Around 5am I gave up, decided to try and find some breakfast, and ended up at a local diner complete with friendly middle-aged waitresses, a menu saturated in fat, and coffee blacker than tar. Just what I needed. Slowly ate a huge meal, made use of their bathroom, and got better. Asked directions to a local beach ocean-side, and went out to catch the sunrise. No luck. Thick, flat, grey clouds had swallowed up the sky. In the dim light, I sat on a coral beach, the crushed bones of a million salt water microorganisms, above a strip of trash marking the high tide line, and wrote postcards to friends. The whole scene was kind of bringing me down. Tired and wrecked with indecision, I got back in my car and started to wander north, desperate for a shower, and vainly hoping for the Keys to redeem themselves.
I went back to the state park, paid a small entrance fee, and did their nature hike. It was deserted. No normal sane person would want to be out in that weather. I slogged through more bugs and heat, which brought me down so much I could barely appreciate the hundreds of hermit crabs and tiny lizards that scurried across the path. Plus, compared to nearby Everglades National Park, the scenery was beat. In shear desperation I changed into my swimsuit, showered in an outside rinse station, laid a towel over the driver seat, and started driving north soaking wet, half-naked, and slightly crazed. I just wanted to be happy and sit on a beach with my toes in the water while I read a book. Was that really asking so much?! I decided to see if the weather was better in Pensacola and try my luck there.

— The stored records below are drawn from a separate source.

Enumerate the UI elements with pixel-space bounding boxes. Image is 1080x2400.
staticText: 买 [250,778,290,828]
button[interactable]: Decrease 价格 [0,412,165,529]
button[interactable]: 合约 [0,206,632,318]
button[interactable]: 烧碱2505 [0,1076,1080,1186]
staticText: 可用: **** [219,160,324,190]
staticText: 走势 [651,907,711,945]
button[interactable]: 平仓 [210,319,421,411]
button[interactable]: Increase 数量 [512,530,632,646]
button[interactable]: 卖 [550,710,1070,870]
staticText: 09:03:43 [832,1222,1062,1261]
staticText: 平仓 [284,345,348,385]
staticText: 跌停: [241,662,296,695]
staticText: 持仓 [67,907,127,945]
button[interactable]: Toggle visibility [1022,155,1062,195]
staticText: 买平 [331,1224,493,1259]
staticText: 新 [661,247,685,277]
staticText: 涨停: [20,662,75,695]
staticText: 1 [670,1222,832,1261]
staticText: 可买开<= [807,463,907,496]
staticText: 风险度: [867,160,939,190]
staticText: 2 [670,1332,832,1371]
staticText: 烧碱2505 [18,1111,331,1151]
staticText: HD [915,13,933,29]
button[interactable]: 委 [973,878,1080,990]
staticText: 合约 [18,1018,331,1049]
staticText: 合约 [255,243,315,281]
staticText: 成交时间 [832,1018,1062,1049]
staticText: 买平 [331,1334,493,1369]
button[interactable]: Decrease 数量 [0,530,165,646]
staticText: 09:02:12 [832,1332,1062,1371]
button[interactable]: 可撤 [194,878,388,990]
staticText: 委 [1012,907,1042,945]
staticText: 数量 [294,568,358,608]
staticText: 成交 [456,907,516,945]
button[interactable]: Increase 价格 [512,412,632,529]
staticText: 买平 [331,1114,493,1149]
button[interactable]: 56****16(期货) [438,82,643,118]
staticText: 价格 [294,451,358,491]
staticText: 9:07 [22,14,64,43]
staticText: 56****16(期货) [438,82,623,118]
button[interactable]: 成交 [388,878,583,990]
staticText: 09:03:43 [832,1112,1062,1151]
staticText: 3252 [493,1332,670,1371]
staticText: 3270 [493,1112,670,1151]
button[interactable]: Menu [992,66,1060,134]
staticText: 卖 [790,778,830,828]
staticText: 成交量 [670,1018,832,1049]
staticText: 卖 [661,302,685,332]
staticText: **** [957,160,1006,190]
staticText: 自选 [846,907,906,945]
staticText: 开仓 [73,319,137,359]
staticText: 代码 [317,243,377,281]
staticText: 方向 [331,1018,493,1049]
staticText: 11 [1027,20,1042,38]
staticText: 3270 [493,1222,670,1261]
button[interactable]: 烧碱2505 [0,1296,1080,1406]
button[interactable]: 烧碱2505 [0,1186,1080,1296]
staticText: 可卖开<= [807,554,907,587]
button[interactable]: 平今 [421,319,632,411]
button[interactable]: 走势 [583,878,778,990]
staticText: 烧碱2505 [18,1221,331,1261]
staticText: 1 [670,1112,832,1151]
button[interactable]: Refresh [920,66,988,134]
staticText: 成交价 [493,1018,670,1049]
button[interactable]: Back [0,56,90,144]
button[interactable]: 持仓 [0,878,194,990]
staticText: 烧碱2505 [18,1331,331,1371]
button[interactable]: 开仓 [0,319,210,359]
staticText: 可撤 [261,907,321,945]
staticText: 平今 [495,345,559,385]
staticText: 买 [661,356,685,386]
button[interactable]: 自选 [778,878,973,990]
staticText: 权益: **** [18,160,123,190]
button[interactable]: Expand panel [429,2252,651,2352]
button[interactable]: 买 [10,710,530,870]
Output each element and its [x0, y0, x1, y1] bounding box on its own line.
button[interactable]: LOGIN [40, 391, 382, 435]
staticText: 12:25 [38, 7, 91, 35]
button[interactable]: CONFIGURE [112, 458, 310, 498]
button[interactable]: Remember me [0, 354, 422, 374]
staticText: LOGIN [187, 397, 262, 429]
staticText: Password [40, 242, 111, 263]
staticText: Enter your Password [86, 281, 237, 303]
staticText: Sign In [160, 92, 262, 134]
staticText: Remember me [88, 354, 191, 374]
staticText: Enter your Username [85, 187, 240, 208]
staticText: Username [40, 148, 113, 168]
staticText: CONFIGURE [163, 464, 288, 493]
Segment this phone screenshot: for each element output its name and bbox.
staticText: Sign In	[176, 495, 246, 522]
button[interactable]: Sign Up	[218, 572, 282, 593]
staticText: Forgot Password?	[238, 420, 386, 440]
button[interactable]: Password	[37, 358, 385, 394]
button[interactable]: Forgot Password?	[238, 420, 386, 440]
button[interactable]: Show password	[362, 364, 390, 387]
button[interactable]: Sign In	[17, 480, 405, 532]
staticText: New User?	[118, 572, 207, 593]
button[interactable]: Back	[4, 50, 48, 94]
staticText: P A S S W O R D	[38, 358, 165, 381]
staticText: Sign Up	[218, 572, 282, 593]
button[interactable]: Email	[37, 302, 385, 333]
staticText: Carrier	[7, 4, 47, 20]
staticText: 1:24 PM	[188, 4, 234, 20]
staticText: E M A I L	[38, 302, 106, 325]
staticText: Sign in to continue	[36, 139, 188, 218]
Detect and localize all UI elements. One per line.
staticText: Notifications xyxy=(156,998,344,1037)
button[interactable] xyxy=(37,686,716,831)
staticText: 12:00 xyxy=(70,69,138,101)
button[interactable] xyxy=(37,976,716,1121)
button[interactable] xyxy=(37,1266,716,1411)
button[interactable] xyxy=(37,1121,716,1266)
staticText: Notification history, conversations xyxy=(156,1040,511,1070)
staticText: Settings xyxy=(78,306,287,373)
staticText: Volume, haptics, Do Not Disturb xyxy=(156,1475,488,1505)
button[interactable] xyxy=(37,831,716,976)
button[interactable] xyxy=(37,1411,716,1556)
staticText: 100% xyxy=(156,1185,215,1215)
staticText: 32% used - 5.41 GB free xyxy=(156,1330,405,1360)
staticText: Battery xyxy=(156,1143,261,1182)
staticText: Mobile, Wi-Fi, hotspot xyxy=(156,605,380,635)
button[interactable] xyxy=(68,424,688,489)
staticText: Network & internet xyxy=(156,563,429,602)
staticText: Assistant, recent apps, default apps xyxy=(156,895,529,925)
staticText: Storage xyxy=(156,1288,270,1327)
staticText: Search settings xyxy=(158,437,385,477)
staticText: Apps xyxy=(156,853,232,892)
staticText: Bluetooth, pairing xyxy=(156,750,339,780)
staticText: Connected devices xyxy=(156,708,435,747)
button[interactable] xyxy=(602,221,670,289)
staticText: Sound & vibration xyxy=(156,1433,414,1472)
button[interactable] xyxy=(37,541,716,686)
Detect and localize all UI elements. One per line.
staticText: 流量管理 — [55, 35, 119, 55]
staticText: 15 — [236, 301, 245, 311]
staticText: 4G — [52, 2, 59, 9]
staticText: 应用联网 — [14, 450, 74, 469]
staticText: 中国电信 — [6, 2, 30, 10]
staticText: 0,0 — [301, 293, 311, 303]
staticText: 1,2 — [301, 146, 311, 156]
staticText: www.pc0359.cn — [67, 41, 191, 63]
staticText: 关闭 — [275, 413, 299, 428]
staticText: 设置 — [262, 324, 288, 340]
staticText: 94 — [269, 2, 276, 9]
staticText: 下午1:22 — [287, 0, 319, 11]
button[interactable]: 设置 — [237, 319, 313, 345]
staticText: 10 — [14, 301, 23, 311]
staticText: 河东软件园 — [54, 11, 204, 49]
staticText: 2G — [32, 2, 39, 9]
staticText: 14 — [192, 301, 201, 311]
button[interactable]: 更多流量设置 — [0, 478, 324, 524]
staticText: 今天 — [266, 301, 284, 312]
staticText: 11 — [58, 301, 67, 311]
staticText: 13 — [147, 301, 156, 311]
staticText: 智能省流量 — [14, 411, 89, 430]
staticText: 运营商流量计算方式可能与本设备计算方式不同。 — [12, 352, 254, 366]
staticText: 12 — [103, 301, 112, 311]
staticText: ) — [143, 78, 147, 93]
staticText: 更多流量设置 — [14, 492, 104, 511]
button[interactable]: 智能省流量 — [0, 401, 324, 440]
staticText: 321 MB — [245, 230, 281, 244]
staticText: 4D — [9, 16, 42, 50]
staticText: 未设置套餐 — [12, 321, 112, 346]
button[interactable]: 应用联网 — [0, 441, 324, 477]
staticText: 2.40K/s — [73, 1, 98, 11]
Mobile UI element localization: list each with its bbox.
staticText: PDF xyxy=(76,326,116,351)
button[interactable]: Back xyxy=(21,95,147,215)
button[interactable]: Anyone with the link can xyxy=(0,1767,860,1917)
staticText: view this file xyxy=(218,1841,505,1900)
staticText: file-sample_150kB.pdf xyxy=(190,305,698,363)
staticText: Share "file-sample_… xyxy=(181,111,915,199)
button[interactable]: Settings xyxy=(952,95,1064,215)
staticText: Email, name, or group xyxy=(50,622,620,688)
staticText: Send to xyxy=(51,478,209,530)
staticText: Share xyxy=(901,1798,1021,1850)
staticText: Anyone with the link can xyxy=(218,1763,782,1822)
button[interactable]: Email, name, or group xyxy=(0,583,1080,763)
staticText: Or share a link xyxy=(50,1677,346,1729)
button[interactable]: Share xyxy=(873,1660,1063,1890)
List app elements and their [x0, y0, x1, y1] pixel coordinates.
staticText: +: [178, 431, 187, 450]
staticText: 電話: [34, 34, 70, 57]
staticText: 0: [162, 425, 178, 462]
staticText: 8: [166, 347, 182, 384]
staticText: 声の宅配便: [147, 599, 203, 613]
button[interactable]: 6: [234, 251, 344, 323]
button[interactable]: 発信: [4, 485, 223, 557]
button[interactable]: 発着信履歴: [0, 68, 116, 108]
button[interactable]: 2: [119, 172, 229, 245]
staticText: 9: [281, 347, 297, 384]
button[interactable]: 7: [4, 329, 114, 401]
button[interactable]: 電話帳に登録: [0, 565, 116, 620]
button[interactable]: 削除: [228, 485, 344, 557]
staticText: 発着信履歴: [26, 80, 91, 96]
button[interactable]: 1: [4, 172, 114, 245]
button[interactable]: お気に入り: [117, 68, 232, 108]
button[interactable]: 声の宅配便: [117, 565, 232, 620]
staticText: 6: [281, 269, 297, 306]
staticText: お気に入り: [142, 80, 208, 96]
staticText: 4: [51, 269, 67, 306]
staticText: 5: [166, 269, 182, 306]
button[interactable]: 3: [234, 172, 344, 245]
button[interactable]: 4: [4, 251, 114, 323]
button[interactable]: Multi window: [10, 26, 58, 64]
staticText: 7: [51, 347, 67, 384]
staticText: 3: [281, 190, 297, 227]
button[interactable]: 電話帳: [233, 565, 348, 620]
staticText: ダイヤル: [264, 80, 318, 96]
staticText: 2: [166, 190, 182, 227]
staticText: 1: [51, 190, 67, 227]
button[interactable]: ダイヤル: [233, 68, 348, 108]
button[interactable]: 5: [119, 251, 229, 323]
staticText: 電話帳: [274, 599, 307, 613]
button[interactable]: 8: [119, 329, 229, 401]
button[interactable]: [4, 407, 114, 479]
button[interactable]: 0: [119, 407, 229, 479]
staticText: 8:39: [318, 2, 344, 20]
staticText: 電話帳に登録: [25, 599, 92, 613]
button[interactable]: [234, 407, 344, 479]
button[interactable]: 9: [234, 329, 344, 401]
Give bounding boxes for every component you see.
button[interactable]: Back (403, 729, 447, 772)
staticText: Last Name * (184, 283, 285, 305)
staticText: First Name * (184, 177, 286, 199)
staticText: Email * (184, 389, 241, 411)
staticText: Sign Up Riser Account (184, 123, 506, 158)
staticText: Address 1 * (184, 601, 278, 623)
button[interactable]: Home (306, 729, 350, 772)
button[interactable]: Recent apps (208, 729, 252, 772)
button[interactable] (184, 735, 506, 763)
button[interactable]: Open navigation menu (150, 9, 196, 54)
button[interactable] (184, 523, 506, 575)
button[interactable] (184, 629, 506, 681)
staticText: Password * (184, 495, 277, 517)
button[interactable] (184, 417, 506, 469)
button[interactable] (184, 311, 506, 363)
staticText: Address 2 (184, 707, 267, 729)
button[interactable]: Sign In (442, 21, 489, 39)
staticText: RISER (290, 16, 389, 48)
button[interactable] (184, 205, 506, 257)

My car, Sal, was starting to hurt for an oil change and tire rotation. I knew that it would need to happen by about halfway to Pensacola, and I also probably wouldn't be able to get much further than that before I collapsed from exhaustion. All through the suburbs of southeastern Florida I searched for an open Toyota service center, but to no avail. I finally had to give up, and head inland, planning to spend the night north of Orlando and find a shop locally in the morning. Cutting across the state on backroads, I came to realize that I was in fact actually in the deep south. There were expansive miles of pasture lands, cows, anti-abortion billboards, tropical fruit plantations, evangelical churches, and rusty pickup trucks that made up the forgotten parts of the state in between sprawling tendrils of modern development. The weather began to clear up in towering columns of fluffy clouds that looked like cotton candy as the sunset around the exit for Disney World. Along the highway from Orlando to Gainesville, I found a sweet deal on a motel room and stopped for the night. Basking in air conditioning, free internet, a real bathroom, and a respite from the mosquitoes, I felt as if every penny had been well spent.